Arriviamo al punto di svolta del film: il primo omicidio. A metà, circa della vicenda Arthur diviene vittima di una vera e propria aggressione (la seconda) con annesso pestaggio a sangue. In breve, il nostro malcapitato come di suo solito si trova nel momento sbagliato al posto sbagliato insieme a tre sbruffoni, che notandolo diverso decidono di pestarlo. Tutto lineare, se non fosse che questa volta Arthur ha una pistola. Diciamo che, diritto alla mano, il primo colpo sparato poteva essere considerato legittima difesa. Senza interrogarsi su se il nostro sfortunato amico avesse o meno il porto d’armi. La condotta deviante emerge quando questi si trasforma da vittima a predatore, inseguendo il superstite per l’intera metropolitana per freddarlo. E poi? Arriva il rimorso? No. Prima c’è la paura, seguita prima da una fuga e poi da un’inquietante balletto, quasi a voler chiudere l’atto primo, intitolato le origini di un mostro. Il rimorso non si presenta neanche dopo anzi, viene sostituito da uno strano gusto per l’uccisione, che verrà riproposte almeno altre tre volte durante il film (la mamma, il suo ex collega e il presentatore).

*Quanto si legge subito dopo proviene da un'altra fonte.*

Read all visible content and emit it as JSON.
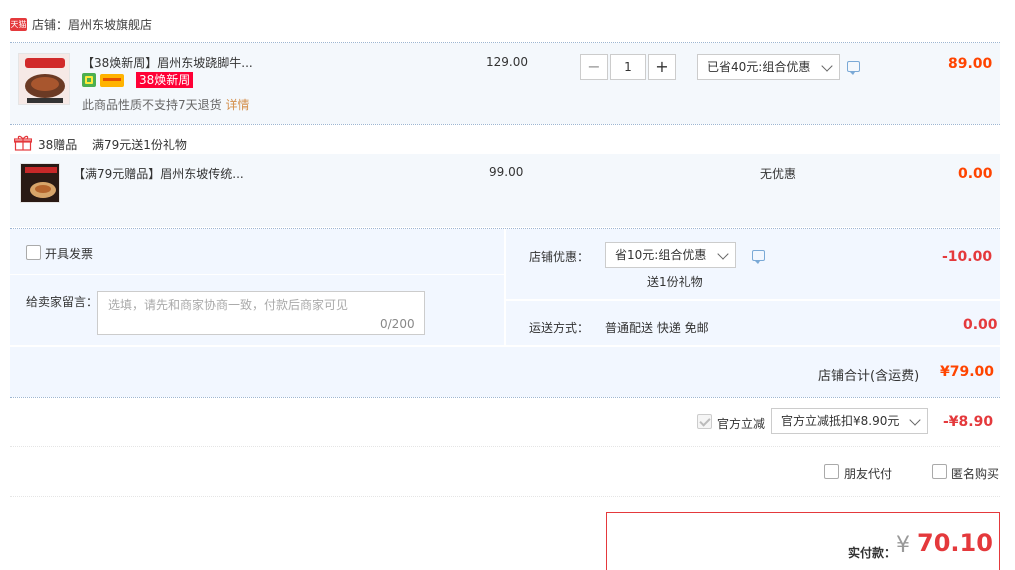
{
  "shop": {
    "badge": "天猫",
    "label": "店铺：",
    "name": "眉州东坡旗舰店"
  },
  "item1": {
    "title": "【38焕新周】眉州东坡跷脚牛...",
    "tag": "38焕新周",
    "notice": "此商品性质不支持7天退货",
    "detail_link": "详情",
    "unit_price": "129.00",
    "quantity": "1",
    "minus": "−",
    "plus": "+",
    "discount_select": "已省40元:组合优惠",
    "subtotal": "89.00"
  },
  "gift_section": {
    "label": "38赠品",
    "rule": "满79元送1份礼物"
  },
  "item2": {
    "title": "【满79元赠品】眉州东坡传统...",
    "unit_price": "99.00",
    "discount": "无优惠",
    "subtotal": "0.00"
  },
  "invoice": {
    "label": "开具发票"
  },
  "message": {
    "label": "给卖家留言：",
    "placeholder": "选填，请先和商家协商一致，付款后商家可见",
    "counter": "0/200"
  },
  "shop_discount": {
    "label": "店铺优惠：",
    "select": "省10元:组合优惠",
    "gift_note": "送1份礼物",
    "amount": "-10.00"
  },
  "shipping": {
    "label": "运送方式：",
    "method": "普通配送 快递 免邮",
    "amount": "0.00"
  },
  "shop_total": {
    "label": "店铺合计(含运费)",
    "amount": "¥79.00"
  },
  "official_discount": {
    "label": "官方立减",
    "select": "官方立减抵扣¥8.90元",
    "amount": "-¥8.90"
  },
  "options": {
    "friend_pay": "朋友代付",
    "anonymous": "匿名购买"
  },
  "final": {
    "label": "实付款：",
    "currency": "¥",
    "amount": "70.10"
  },
  "colors": {
    "accent_red": "#e4393c",
    "price_orange": "#ff4400",
    "tag_red": "#ff0036",
    "panel_blue": "#f4f8fc"
  },
  "icons": [
    "tmall-badge",
    "gift-icon",
    "chat-icon",
    "chevron-down-icon",
    "checkbox"
  ]
}
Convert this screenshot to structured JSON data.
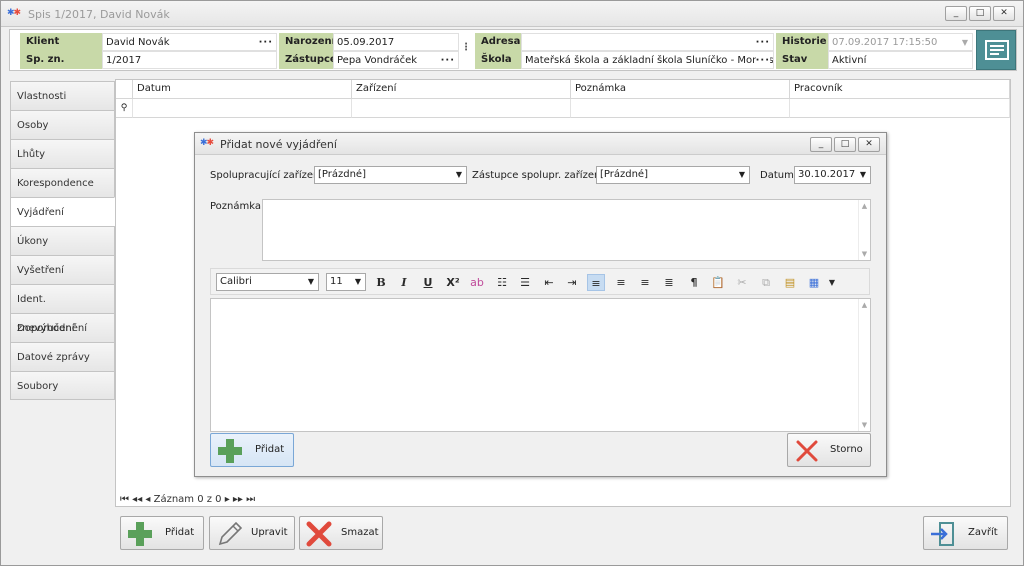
{
  "window": {
    "title": "Spis 1/2017, David Novák",
    "btn_min": "_",
    "btn_max": "□",
    "btn_close": "✕"
  },
  "header": {
    "klient_label": "Klient",
    "klient_value": "David Novák",
    "spzn_label": "Sp. zn.",
    "spzn_value": "1/2017",
    "narozeni_label": "Narození",
    "narozeni_value": "05.09.2017",
    "zastupce_label": "Zástupce",
    "zastupce_value": "Pepa Vondráček",
    "adresa_label": "Adresa",
    "adresa_value": "",
    "skola_label": "Škola",
    "skola_value": "Mateřská škola a základní škola Sluníčko - Montessor",
    "historie_label": "Historie",
    "historie_value": "07.09.2017 17:15:50",
    "stav_label": "Stav",
    "stav_value": "Aktivní",
    "ellipsis": "···"
  },
  "sidebar": {
    "items": [
      {
        "label": "Vlastnosti"
      },
      {
        "label": "Osoby"
      },
      {
        "label": "Lhůty"
      },
      {
        "label": "Korespondence"
      },
      {
        "label": "Vyjádření",
        "active": true
      },
      {
        "label": "Úkony"
      },
      {
        "label": "Vyšetření"
      },
      {
        "label": "Ident. znevýhodnění"
      },
      {
        "label": "Doporučení"
      },
      {
        "label": "Datové zprávy"
      },
      {
        "label": "Soubory"
      }
    ]
  },
  "grid": {
    "columns": [
      "Datum",
      "Zařízení",
      "Poznámka",
      "Pracovník"
    ],
    "filter_icon": "⚲",
    "nav": "⏮ ◂◂ ◂ Záznam 0 z 0 ▸ ▸▸ ⏭"
  },
  "bottom": {
    "add": "Přidat",
    "edit": "Upravit",
    "delete": "Smazat",
    "close": "Zavřít"
  },
  "dialog": {
    "title": "Přidat nové vyjádření",
    "spoluprac_label": "Spolupracující zařízení",
    "spoluprac_value": "[Prázdné]",
    "zastupce_label": "Zástupce spolupr. zařízení",
    "zastupce_value": "[Prázdné]",
    "datum_label": "Datum",
    "datum_value": "30.10.2017",
    "poznamka_label": "Poznámka",
    "font": "Calibri",
    "size": "11",
    "add": "Přidat",
    "cancel": "Storno"
  },
  "colors": {
    "label_bg": "#c8d9a8",
    "accent": "#4e8f95",
    "green": "#5aa05a",
    "red": "#e04a3c"
  }
}
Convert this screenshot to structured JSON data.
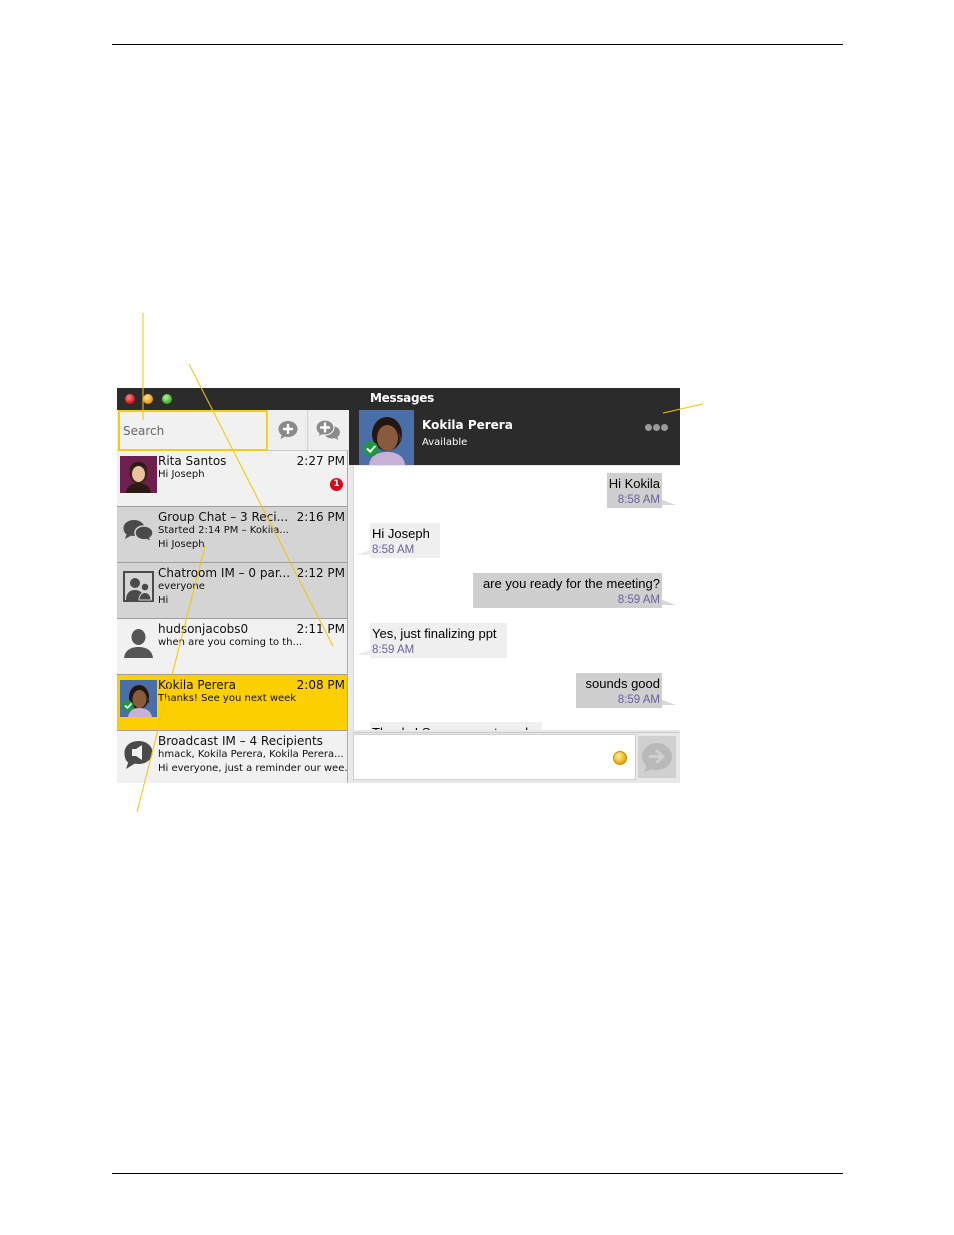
{
  "window": {
    "title": "Messages"
  },
  "search": {
    "placeholder": "Search"
  },
  "toolbar": {
    "new_im_icon": "plus-bubble-icon",
    "new_group_icon": "plus-double-bubble-icon"
  },
  "conversations": [
    {
      "name": "Rita Santos",
      "time": "2:27 PM",
      "line1": "Hi Joseph",
      "line2": "",
      "badge": "1",
      "avatar": "photo",
      "state": "light"
    },
    {
      "name": "Group Chat – 3 Reci...",
      "time": "2:16 PM",
      "line1": "Started 2:14 PM – Kokila...",
      "line2": "Hi Joseph",
      "avatar": "group-chat-icon",
      "state": "dark"
    },
    {
      "name": "Chatroom IM – 0 par...",
      "time": "2:12 PM",
      "line1": "everyone",
      "line2": "Hi",
      "avatar": "chatroom-icon",
      "state": "dark"
    },
    {
      "name": "hudsonjacobs0",
      "time": "2:11 PM",
      "line1": "when are you coming to th...",
      "line2": "",
      "avatar": "person-icon",
      "state": "light"
    },
    {
      "name": "Kokila Perera",
      "time": "2:08 PM",
      "line1": "Thanks! See you next week",
      "line2": "",
      "avatar": "photo",
      "presence": "available",
      "state": "selected"
    },
    {
      "name": "Broadcast IM – 4 Recipients",
      "time": "",
      "line1": "hmack, Kokila Perera, Kokila Perera...",
      "line2": "Hi everyone, just a reminder our wee.",
      "avatar": "broadcast-icon",
      "state": "light"
    }
  ],
  "contact": {
    "name": "Kokila Perera",
    "status": "Available"
  },
  "messages": [
    {
      "direction": "out",
      "text": "Hi Kokila",
      "time": "8:58 AM"
    },
    {
      "direction": "in",
      "text": "Hi Joseph",
      "time": "8:58 AM"
    },
    {
      "direction": "out",
      "text": "are you ready for the meeting?",
      "time": "8:59 AM"
    },
    {
      "direction": "in",
      "text": "Yes, just finalizing ppt",
      "time": "8:59 AM"
    },
    {
      "direction": "out",
      "text": "sounds good",
      "time": "8:59 AM"
    },
    {
      "direction": "in",
      "text": "Thanks! See you next week",
      "time": ""
    }
  ],
  "composer": {
    "value": "",
    "placeholder": ""
  },
  "colors": {
    "accent": "#fcd000",
    "titlebar": "#2b2b2b",
    "badge": "#e0001a",
    "callout": "#f5c400",
    "timestamp": "#6b5fa0"
  }
}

È lo stesso Arthur, ormai in procinto di diventare Joker ad ammetterlo: “pensavo che avrei avuto rimorso e invece niente”. Qui l’omicidio diventa una prassi, o come si usa in gergo tecnico un modus operandi: rabbia – esplosione – omicidio.

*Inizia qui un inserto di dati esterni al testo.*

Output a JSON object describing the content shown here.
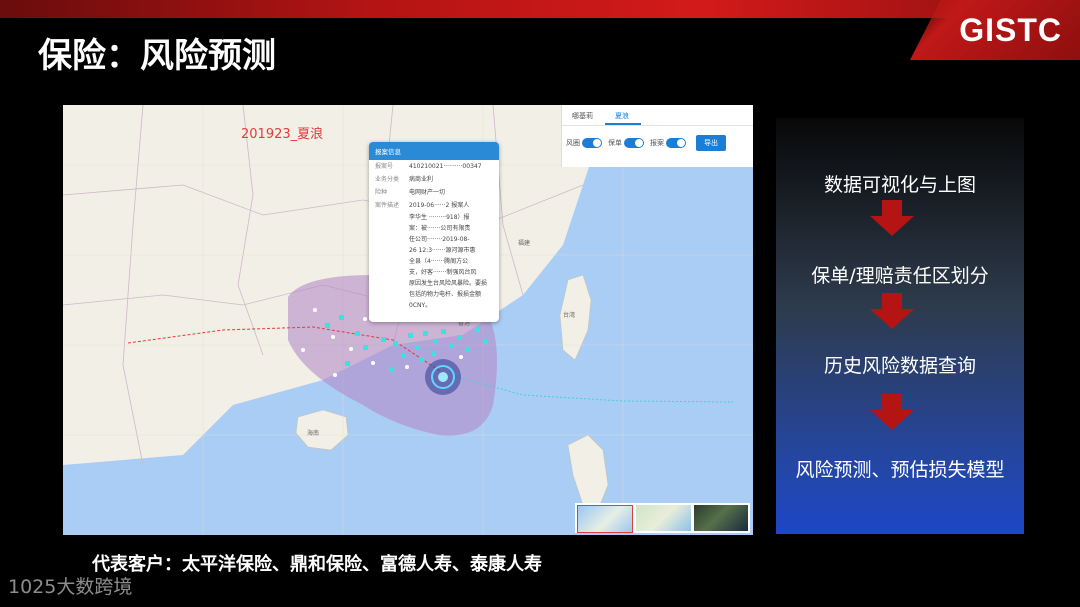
{
  "slide": {
    "logo": "GISTC",
    "title": "保险：风险预测",
    "customers": "代表客户：太平洋保险、鼎和保险、富德人寿、泰康人寿",
    "watermark": "1025大数跨境"
  },
  "map": {
    "typhoon_label": "201923_夏浪",
    "controls": {
      "tabs": [
        "哪基莉",
        "夏浪"
      ],
      "active_tab": "夏浪",
      "toggles": [
        "风圈",
        "保单",
        "报案"
      ],
      "export_label": "导出"
    },
    "popup": {
      "header": "报案信息",
      "rows": [
        {
          "key": "报案号",
          "value": "410210021··········00347"
        },
        {
          "key": "业务分类",
          "value": "病商业利"
        },
        {
          "key": "险种",
          "value": "电网财产一切"
        }
      ],
      "detail_key": "案件描述",
      "detail_lines": [
        "2019-06······2 报案人",
        "李华生 ·········918）报",
        "案：被·······公司有限责",
        "任公司········2019-08-",
        "26 12:3·······源河源市惠",
        "全县（4·······腾阁方公",
        "支，好客·······制强风台风",
        "原因发生台风险风暴险。要损",
        "包括的物力电杆、报损金额",
        "0CNY。"
      ]
    },
    "place_labels": [
      "台湾",
      "海南",
      "广东",
      "福建",
      "香港"
    ]
  },
  "process": {
    "steps": [
      "数据可视化与上图",
      "保单/理赔责任区划分",
      "历史风险数据查询",
      "风险预测、预估损失模型"
    ],
    "arrow_color": "#b41414"
  },
  "colors": {
    "accent_red": "#c41a1a",
    "risk_zone": "#c39fd1",
    "claim_points": "#3fe0e0",
    "sea": "#a9cdf5"
  }
}
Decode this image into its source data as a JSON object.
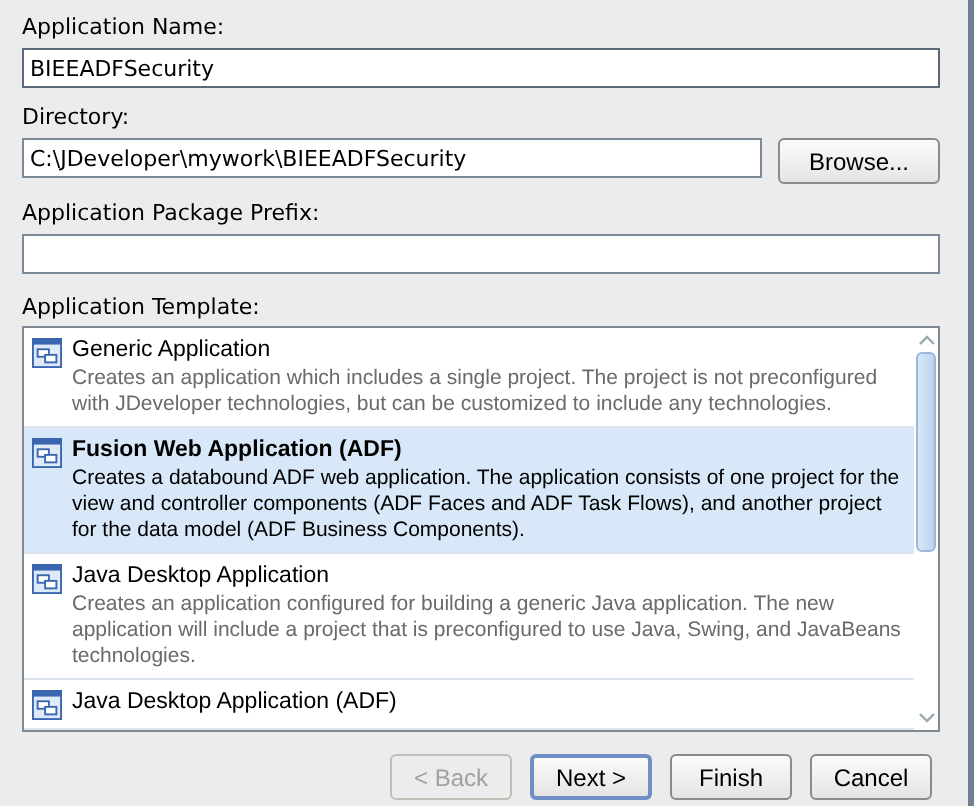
{
  "fields": [
    {
      "label": "Application Name:",
      "value": "BIEEADFSecurity",
      "focused": true
    },
    {
      "label": "Directory:",
      "value": "C:\\JDeveloper\\mywork\\BIEEADFSecurity",
      "button": "Browse..."
    },
    {
      "label": "Application Package Prefix:"
    }
  ],
  "templates": {
    "label": "Application Template:",
    "items": [
      {
        "title": "Generic Application",
        "description": "Creates an application which includes a single project. The project is not preconfigured with JDeveloper technologies, but can be customized to include any technologies.",
        "selected": false
      },
      {
        "title": "Fusion Web Application (ADF)",
        "description": "Creates a databound ADF web application. The application consists of one project for the view and controller components (ADF Faces and ADF Task Flows), and another project for the data model (ADF Business Components).",
        "selected": true
      },
      {
        "title": "Java Desktop Application",
        "description": "Creates an application configured for building a generic Java application. The new application will include a project that is preconfigured to use Java, Swing, and JavaBeans technologies.",
        "selected": false
      },
      {
        "title": "Java Desktop Application (ADF)",
        "selected": false
      }
    ]
  },
  "buttons": [
    {
      "label": "< Back",
      "disabled": true,
      "default": false
    },
    {
      "label": "Next >",
      "disabled": false,
      "default": true
    },
    {
      "label": "Finish",
      "disabled": false,
      "default": false
    },
    {
      "label": "Cancel",
      "disabled": false,
      "default": false
    }
  ]
}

ORIGINI ADEGUATE PER JOKER?

A mio parere sì. Joaquin Phoenix è riuscito, con la sua interpretazione, a raccontarci il disagio che può aver generato uno dei villan più peculiari di sempre, dando senso ai tratti più ricorrenti della sua personalità.

Manca forse l’aspetto della genialità: il Joker di Batman mi è sempre parso lucido nella sua follia: sapeva benissimo cosa ottenere, come e manipolando chi. Qui questo aspetto manca, insomma nessuno avrebbe dato del genio ad Arthur. Però, per quanto riguarda la psicopatologia, direi che la linea è perfettamente coerente con il profilo criminale.